Mouse U3-RNA-processed pseudogenes are nonrandomly integrated into genomic DNA. Implications for the process of retrogene formation.

We have characterized three mouse U3-RNA-processed pseudogenes. Together with previous analyses of mouse functional genes and of rat genes and pseudogenes, these data provide some insights into the processes of U3 retrogene formation during the evolution of rodents. All the mouse retrogenes correspond to a full-length U3B-coding sequence with a 3'-poly(A) tail and are precisely flanked by a pair of direct repeats, in agreement with formation through an RNA intermediate followed by insertion at staggered nicks in the genome. All the rodents U3 retrogenes identified so far are produced from a U3B-RNA form, with two of them (one for each rodent) formed from a 3'-elongated U3-RNA precursor, pointing to the particular susceptibility of RNA precursors forms to serve as templates for retrogene formation.
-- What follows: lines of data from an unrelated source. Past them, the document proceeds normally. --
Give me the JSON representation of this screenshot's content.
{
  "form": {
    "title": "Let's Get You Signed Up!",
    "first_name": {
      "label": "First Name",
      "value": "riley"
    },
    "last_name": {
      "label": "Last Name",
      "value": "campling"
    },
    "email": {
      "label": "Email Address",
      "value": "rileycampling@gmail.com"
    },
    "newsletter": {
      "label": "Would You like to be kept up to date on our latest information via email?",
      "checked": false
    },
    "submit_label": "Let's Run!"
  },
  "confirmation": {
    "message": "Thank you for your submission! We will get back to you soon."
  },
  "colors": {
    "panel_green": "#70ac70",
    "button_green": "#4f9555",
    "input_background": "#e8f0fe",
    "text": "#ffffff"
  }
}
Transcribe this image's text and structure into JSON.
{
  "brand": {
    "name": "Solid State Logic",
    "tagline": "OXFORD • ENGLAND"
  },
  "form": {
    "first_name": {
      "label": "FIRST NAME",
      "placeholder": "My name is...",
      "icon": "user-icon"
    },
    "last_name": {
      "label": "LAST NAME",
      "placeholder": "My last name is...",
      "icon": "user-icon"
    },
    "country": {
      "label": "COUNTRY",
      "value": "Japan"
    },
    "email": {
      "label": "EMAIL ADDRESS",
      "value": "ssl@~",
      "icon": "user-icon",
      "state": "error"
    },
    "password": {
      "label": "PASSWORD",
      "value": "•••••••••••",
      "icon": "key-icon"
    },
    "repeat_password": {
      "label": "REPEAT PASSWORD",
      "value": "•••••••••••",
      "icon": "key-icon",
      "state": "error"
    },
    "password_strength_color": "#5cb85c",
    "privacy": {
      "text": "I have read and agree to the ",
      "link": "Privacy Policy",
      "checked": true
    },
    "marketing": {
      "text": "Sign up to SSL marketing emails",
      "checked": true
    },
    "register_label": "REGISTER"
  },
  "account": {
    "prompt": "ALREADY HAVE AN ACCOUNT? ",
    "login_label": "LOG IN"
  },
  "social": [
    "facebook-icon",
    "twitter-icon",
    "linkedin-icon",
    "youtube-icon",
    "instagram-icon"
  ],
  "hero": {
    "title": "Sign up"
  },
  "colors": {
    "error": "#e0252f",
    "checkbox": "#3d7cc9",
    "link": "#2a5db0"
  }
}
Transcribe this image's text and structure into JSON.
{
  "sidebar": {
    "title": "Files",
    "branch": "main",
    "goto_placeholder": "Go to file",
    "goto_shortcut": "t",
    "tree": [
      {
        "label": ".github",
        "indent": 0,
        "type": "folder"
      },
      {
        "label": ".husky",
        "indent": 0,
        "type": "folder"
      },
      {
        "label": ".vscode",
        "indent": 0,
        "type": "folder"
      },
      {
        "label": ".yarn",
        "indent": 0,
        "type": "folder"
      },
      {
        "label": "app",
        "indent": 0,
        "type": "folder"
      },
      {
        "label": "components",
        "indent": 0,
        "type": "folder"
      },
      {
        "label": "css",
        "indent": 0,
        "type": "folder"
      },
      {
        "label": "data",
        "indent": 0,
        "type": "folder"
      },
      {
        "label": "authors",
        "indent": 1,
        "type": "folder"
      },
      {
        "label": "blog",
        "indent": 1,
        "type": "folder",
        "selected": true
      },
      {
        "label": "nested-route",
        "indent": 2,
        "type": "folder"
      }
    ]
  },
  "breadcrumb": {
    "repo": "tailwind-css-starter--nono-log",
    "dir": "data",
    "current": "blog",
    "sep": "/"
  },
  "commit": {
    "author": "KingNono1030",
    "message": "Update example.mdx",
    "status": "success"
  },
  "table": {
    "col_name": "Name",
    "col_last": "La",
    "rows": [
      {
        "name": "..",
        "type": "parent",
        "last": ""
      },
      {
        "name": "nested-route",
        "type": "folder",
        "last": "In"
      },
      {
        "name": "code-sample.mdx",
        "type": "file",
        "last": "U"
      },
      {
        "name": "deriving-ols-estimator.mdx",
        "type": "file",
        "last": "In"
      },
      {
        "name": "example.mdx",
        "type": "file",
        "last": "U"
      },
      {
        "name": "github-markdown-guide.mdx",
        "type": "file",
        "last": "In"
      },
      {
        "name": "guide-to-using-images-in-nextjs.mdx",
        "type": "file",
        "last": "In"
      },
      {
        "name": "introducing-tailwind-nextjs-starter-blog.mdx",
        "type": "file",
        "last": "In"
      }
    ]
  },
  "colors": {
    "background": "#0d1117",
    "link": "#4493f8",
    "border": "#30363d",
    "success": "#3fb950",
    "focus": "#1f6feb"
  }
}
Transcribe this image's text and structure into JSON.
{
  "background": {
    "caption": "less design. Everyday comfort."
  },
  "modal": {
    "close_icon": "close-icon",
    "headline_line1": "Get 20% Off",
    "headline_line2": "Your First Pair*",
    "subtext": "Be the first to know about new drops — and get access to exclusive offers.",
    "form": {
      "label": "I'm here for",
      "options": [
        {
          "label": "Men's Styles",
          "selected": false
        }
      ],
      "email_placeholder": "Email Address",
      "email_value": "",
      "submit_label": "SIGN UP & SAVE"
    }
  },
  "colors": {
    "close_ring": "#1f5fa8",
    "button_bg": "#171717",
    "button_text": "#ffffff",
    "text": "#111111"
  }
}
Rodent full-length U3 retrogenes are not inserted randomly in the genome but are systematically found in a context of simple sequences, prone to slipped-strand mispairings and likely to favour the appearance of single-stranded DNA. Moreover their flanking repeats share not only the same size (15 bp) but also common sequence features (which extend to vicinal upstream nucleotides) suggesting that common mechanisms, specific to this class of retrogenes, have been involved in their formation. For the first time, a model accounting for the generation of full-length cDNA copies from nonpolyadenylated RNA templates is proposed. Rodent U3 retrogenes appear to be of rather recent origin (posterior to the mouse/rat divergence) and some of them could have undergone subsequent genetic exchanges with the functional genes.